One of my book groups selected Leap of Faith: Memoirs of an Unexpected Life by Queen Noor this spring. Unfortunately, I missed the group discussion, but I did read the 440-page book and learned a great deal.
Leap of Faith chronicles the life of Queen Noor, an American woman (Lisa Halaby) who married King Hussein of Jordan and became Queen. The book begins with an overview of Lisa's privileged childhood and family history. Her paternal grandfather immigrated from Syria to the United States when he was twelve years old, and Lisa had long been intrigued by her Arab roots (her mother's family was European). After graduating from Princeton with a degree in architecture and urban planning, she worked in the Middle East and met King Hussein, a longtime friend of her father.
She and King Hussein fell in love and married, and Lisa became Queen Noor Al Hussein of Jordan. Queen Noor tells of the joys and challenges of suddenly becoming royalty, raising a family, and gradually taking on personal missions to improve health and education and promote peace.
I found Queen Noor's tone a bit detached and cool, although some of what she shares is quite personal. The book didn't have the sort of "talking to my best friend" confidential tone that makes many memoirs so compelling, probably in part due to Queen Noor's very public life.

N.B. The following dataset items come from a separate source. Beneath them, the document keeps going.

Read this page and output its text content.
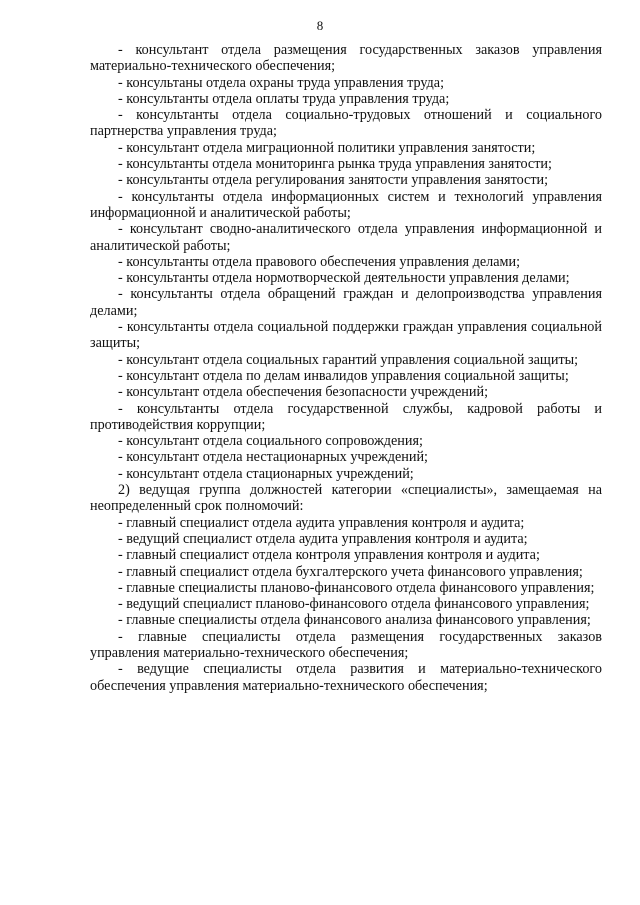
8

- консультант отдела размещения государственных заказов управления материально-технического обеспечения;

- консультаны отдела охраны труда управления труда;

- консультанты отдела оплаты труда управления труда;

- консультанты отдела социально-трудовых отношений и социального партнерства управления труда;

- консультант отдела миграционной политики управления занятости;

- консультанты отдела мониторинга рынка труда управления занятости;

- консультанты отдела регулирования занятости управления занятости;

- консультанты отдела информационных систем и технологий управления информационной и аналитической работы;

- консультант сводно-аналитического отдела управления информационной и аналитической работы;

- консультанты отдела правового обеспечения управления делами;

- консультанты отдела нормотворческой деятельности управления делами;

- консультанты отдела обращений граждан и делопроизводства управления делами;

- консультанты отдела социальной поддержки граждан управления социальной защиты;

- консультант отдела социальных гарантий управления социальной защиты;

- консультант отдела по делам инвалидов управления социальной защиты;

- консультант отдела обеспечения безопасности учреждений;

- консультанты отдела государственной службы, кадровой работы и противодействия коррупции;

- консультант отдела социального сопровождения;

- консультант отдела нестационарных учреждений;

- консультант отдела стационарных учреждений;

2) ведущая группа должностей категории «специалисты», замещаемая на неопределенный срок полномочий:

- главный специалист отдела аудита управления контроля и аудита;

- ведущий специалист отдела аудита управления контроля и аудита;

- главный специалист отдела контроля управления контроля и аудита;

- главный специалист отдела бухгалтерского учета финансового управления;

- главные специалисты планово-финансового отдела финансового управления;

- ведущий специалист планово-финансового отдела финансового управления;

- главные специалисты отдела финансового анализа финансового управления;

- главные специалисты отдела размещения государственных заказов управления материально-технического обеспечения;

- ведущие специалисты отдела развития и материально-технического обеспечения управления материально-технического обеспечения;
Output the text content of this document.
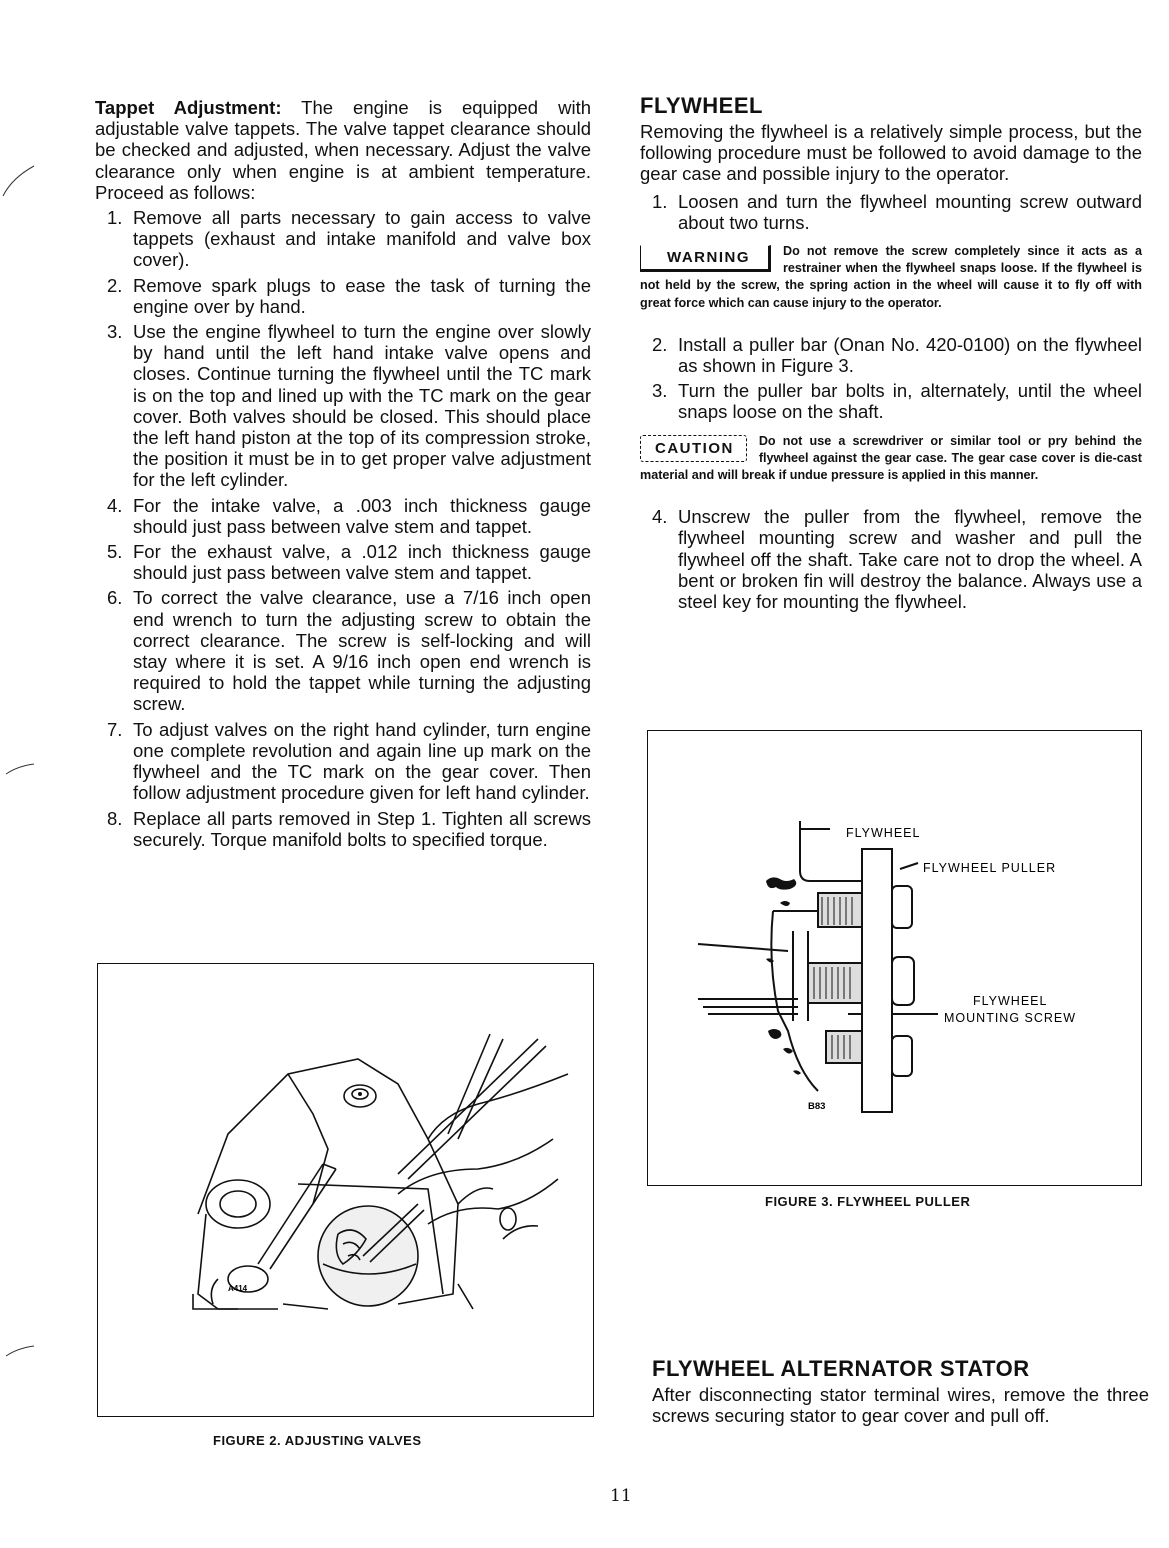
Tappet Adjustment: The engine is equipped with adjustable valve tappets. The valve tappet clearance should be checked and adjusted, when necessary. Adjust the valve clearance only when engine is at ambient temperature. Proceed as follows:

1. Remove all parts necessary to gain access to valve tappets (exhaust and intake manifold and valve box cover).
2. Remove spark plugs to ease the task of turning the engine over by hand.
3. Use the engine flywheel to turn the engine over slowly by hand until the left hand intake valve opens and closes. Continue turning the flywheel until the TC mark is on the top and lined up with the TC mark on the gear cover. Both valves should be closed. This should place the left hand piston at the top of its compression stroke, the position it must be in to get proper valve adjustment for the left cylinder.
4. For the intake valve, a .003 inch thickness gauge should just pass between valve stem and tappet.
5. For the exhaust valve, a .012 inch thickness gauge should just pass between valve stem and tappet.
6. To correct the valve clearance, use a 7/16 inch open end wrench to turn the adjusting screw to obtain the correct clearance. The screw is self-locking and will stay where it is set. A 9/16 inch open end wrench is required to hold the tappet while turning the adjusting screw.
7. To adjust valves on the right hand cylinder, turn engine one complete revolution and again line up mark on the flywheel and the TC mark on the gear cover. Then follow adjustment procedure given for left hand cylinder.
8. Replace all parts removed in Step 1. Tighten all screws securely. Torque manifold bolts to specified torque.
A414
FIGURE 2. ADJUSTING VALVES
FLYWHEEL

Removing the flywheel is a relatively simple process, but the following procedure must be followed to avoid damage to the gear case and possible injury to the operator.

1. Loosen and turn the flywheel mounting screw outward about two turns.
WARNING	Do not remove the screw completely since it acts as a restrainer when the flywheel snaps loose. If the flywheel is not held by the screw, the spring action in the wheel will cause it to fly off with great force which can cause injury to the operator.
2. Install a puller bar (Onan No. 420-0100) on the flywheel as shown in Figure 3.
3. Turn the puller bar bolts in, alternately, until the wheel snaps loose on the shaft.
CAUTION	Do not use a screwdriver or similar tool or pry behind the flywheel against the gear case. The gear case cover is die-cast material and will break if undue pressure is applied in this manner.
4. Unscrew the puller from the flywheel, remove the flywheel mounting screw and washer and pull the flywheel off the shaft. Take care not to drop the wheel. A bent or broken fin will destroy the balance. Always use a steel key for mounting the flywheel.
FLYWHEEL
FLYWHEEL PULLER
FLYWHEEL
MOUNTING SCREW
B83
FIGURE 3. FLYWHEEL PULLER
FLYWHEEL ALTERNATOR STATOR

After disconnecting stator terminal wires, remove the three screws securing stator to gear cover and pull off.

11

Despite this minor flaw, I was fascinated by the book and had no trouble finishing it. While the details and struggles of Queen Noor's personal life were interesting, as is any glimpse into the celebrity world, the book's information and insights into the complicated politics of the Middle East were even more absorbing.
I'm embarrassed to admit how little I knew about the history and culture of this conflict-ridden region. Perhaps I didn't retain much from my school History classes because they focused on dull facts and dates. That wasn't a problem here; it was fascinating to read about the Middle East from the perspective of one of its leaders. Queen Noor's book not only tells of her life but also details her husband's views, priorities, and actions. I was pleasantly surprised to learn of King Hussein's passionate commitment to peace above all else in a region long known for violence and war.
I was also enlightened to read about America and our foreign policies from the point of view of an Arab leader. I remember learning about the Camp David talks and subsequent peace accord while I was in junior high. Here in the United States, President Carter was viewed as a hero for his work with Egypt and Israel. Queen Noor explains how King Hussein was frustrated and dismayed by the Camp David talks because they occurred just as he was on the verge of finally coordinating a peace conference among all nations of the Middle East. By pulling Egypt and Israel out on their own, President Carter actually created a great deal of tension in the Arab world. This was a viewpoint I had never considered.
All in all, I thought Leap of Faith was a very enlightening and thought-provoking book. I learned a lot about this critical region which continues to be in turmoil, gained some new perspectives, and enjoyed the insights into royal life in the public eye.